Abbiamo voluto dimostrare al mondo, all’Europa, all’Italia che ci sono segni alternativi alla violenza, si può trattare, si può entrare dove avvengono le guerre anche disarmati. Noi non abbiamo portato nulla né doni né armi. E chi ci voleva bloccare non era la gente che subisce la guerra ma i potenti che la manovrano, quelli che vogliono far credere che la guerra è inevitabile. Certo il nostro è stato davvero un gesto folle. Come è folle la pace, del resto. Al di fuori, cioè, del buon senso. Anche l’amore è aldilà del buon senso, della prudenza, dei reticoli delle nostre saggezze carnali.

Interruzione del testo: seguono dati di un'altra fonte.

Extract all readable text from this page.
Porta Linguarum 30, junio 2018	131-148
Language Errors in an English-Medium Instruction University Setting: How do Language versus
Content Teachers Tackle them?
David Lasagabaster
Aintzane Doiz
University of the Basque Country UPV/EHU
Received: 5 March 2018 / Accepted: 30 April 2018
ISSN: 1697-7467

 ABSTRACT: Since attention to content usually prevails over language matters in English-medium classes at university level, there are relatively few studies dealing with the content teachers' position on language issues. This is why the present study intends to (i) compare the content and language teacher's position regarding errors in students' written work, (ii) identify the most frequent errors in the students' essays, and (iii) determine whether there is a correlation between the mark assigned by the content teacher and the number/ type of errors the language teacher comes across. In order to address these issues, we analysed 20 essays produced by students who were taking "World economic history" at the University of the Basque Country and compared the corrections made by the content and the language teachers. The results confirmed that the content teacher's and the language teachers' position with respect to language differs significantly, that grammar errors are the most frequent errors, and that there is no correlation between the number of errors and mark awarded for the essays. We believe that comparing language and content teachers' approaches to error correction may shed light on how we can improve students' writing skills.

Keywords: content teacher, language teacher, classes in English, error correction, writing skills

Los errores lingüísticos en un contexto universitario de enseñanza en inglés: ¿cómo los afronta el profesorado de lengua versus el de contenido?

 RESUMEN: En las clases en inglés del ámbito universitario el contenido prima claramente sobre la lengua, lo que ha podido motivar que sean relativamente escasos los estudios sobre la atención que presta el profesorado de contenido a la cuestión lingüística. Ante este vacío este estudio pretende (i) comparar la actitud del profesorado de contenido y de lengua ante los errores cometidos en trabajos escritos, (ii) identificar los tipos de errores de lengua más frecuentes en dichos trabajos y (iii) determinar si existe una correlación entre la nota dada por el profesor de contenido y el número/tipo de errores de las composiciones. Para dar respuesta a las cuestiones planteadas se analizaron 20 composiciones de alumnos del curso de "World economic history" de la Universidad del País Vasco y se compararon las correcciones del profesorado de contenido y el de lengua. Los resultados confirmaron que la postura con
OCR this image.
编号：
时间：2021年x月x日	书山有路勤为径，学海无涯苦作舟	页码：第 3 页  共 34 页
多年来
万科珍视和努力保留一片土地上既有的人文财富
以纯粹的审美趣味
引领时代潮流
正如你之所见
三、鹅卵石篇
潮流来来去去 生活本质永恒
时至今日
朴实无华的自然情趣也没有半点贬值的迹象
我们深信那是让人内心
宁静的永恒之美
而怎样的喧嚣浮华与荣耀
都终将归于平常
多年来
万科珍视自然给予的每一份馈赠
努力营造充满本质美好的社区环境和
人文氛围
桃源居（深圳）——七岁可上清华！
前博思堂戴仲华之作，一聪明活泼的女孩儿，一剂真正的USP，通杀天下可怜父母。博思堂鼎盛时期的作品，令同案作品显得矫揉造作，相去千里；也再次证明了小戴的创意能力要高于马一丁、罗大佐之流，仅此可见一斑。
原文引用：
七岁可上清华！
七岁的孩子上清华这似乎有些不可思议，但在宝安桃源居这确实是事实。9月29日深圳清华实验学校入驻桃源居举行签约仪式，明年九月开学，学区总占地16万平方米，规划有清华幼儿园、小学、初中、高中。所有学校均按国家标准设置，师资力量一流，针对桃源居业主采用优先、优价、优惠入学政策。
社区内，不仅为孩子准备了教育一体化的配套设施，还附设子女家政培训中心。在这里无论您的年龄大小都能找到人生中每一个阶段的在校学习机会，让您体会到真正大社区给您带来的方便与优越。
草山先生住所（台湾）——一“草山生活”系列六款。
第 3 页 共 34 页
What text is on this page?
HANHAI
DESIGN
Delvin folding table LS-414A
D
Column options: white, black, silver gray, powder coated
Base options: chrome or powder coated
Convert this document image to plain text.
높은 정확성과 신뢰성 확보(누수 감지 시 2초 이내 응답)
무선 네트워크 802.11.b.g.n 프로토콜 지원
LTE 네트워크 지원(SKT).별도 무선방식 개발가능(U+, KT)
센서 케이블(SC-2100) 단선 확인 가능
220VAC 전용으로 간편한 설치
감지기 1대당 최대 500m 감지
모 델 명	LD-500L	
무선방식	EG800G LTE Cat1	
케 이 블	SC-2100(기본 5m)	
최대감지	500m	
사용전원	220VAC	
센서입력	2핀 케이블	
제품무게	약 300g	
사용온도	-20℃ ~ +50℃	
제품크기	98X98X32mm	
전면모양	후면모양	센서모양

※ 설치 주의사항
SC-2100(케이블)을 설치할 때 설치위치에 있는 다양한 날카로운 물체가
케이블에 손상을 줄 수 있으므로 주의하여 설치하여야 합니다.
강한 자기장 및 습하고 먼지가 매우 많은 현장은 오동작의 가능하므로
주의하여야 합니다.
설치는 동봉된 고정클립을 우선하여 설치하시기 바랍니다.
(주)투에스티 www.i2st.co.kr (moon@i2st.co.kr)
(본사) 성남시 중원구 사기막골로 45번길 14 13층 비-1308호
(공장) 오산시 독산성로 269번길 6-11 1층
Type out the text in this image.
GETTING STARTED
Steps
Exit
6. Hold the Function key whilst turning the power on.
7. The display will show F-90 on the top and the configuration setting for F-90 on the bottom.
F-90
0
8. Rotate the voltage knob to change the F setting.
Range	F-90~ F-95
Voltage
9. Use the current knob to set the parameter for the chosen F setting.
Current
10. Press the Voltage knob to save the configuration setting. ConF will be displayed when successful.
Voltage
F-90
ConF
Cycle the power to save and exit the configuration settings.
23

Comunque, al di là di questa lucida follia (per i rischi e i pericoli che comportava), siamo felici di aver dato con questa spedizione dei segnali profetici all’Italia e all’Europa. La trattativa è possibile. La guerra è ormai incapace di risolvere i conflitti. Il bisogno di pace sta diventando endemico; la gente non vuol sentirne parlare di violenza armata. Ci è parso poi di aver fatto le prove generali di quelli che saranno eserciti di domani. Pensate al tempo in cui l’ONU si attrezzerà di un esercito di 300-400 mila obiettori di coscienza, esperti di strategie non violente, tecnici della difesa popolare nonviolenta…
Si risolveranno così i conflitti: con strategie preventive e con interventi riparatori nonviolenti! Questo è il futuro che ci aspetta. Questa è la profezia nuova che dobbiamo annunciare.
Parlando di futuro, si riferisce ai giovani?
La pace è impegno di tutti. Non ha età. Ma dico soprattutto ai giovani: bisogna abituarsi di più a sognare, a sognare ad occhi aperti: i sogni diurni si realizzano sempre. Siamo troppo chiusi nelle nostre prudenze della carne, non dello Spirito, per cui sembra che siamo dei notai dello status quo, e non i profeti dell’aurora che irrompe, del futuro nuovo, dei cieli nuovi, delle terre nuove. Vorrei esortare i giovani delle nostre città, che purtroppo sono un po’ pigri: dobbiamo svegliarci su questi problemi. Si può, insieme si può. Non è possibile che avvenga questa carneficina in tante parti della terra (Somalia, Mozambico, ex Jugoslavia). Gli uomini senza dubbio ritorneranno a pensieri forti, a pensieri generosi, a pensieri di pace. E io mi auguro che i giovani di oggi, tutti, possano fare parte di questa turba di gente che muove a piedi scalzi verso i traguardi della pace. Beati i piedi di coloro che annunciano la pace, beati i piedi di coloro che annunciano la giustizia.
Come comunità, come Chiesa, cosa possiamo fare per dare credibilità ai nostri desideri di pace alle nostre preghiere?
A dire il vero, dovremmo essere più audaci come Chiesa. Il Signore ci ha messo sulla bocca parole roventi: ma noi spesso le annacquiamo col nostro buon senso. Ci ha costituiti sentinelle del mattino, annunciatori, cioè, dei cieli nuovi e delle terre nuove che irrompono, e invece annunciamo cose scontate, che non danno brividi, che non provocano rinnovamento. Spesso ci adattiamo alla corrente… del Golfo. È necessario che ci riprendiamo, come credenti, il nostro ruolo di ministri della speranza. E che si parli anche con la forza provocatoria del Vangelo. A proposito di povertà, per esempio. Su questo tema non abbiamo il coraggio di “fare scrutinio”. Straricchi o miserabili, non facciamo più problema su questo. I richiami del Vangelo, in proposito, inascoltati. Si è creata ormai, a riguardo, una “buona coscienza” che ci lascia tranquilli e che non vogliamo turbare.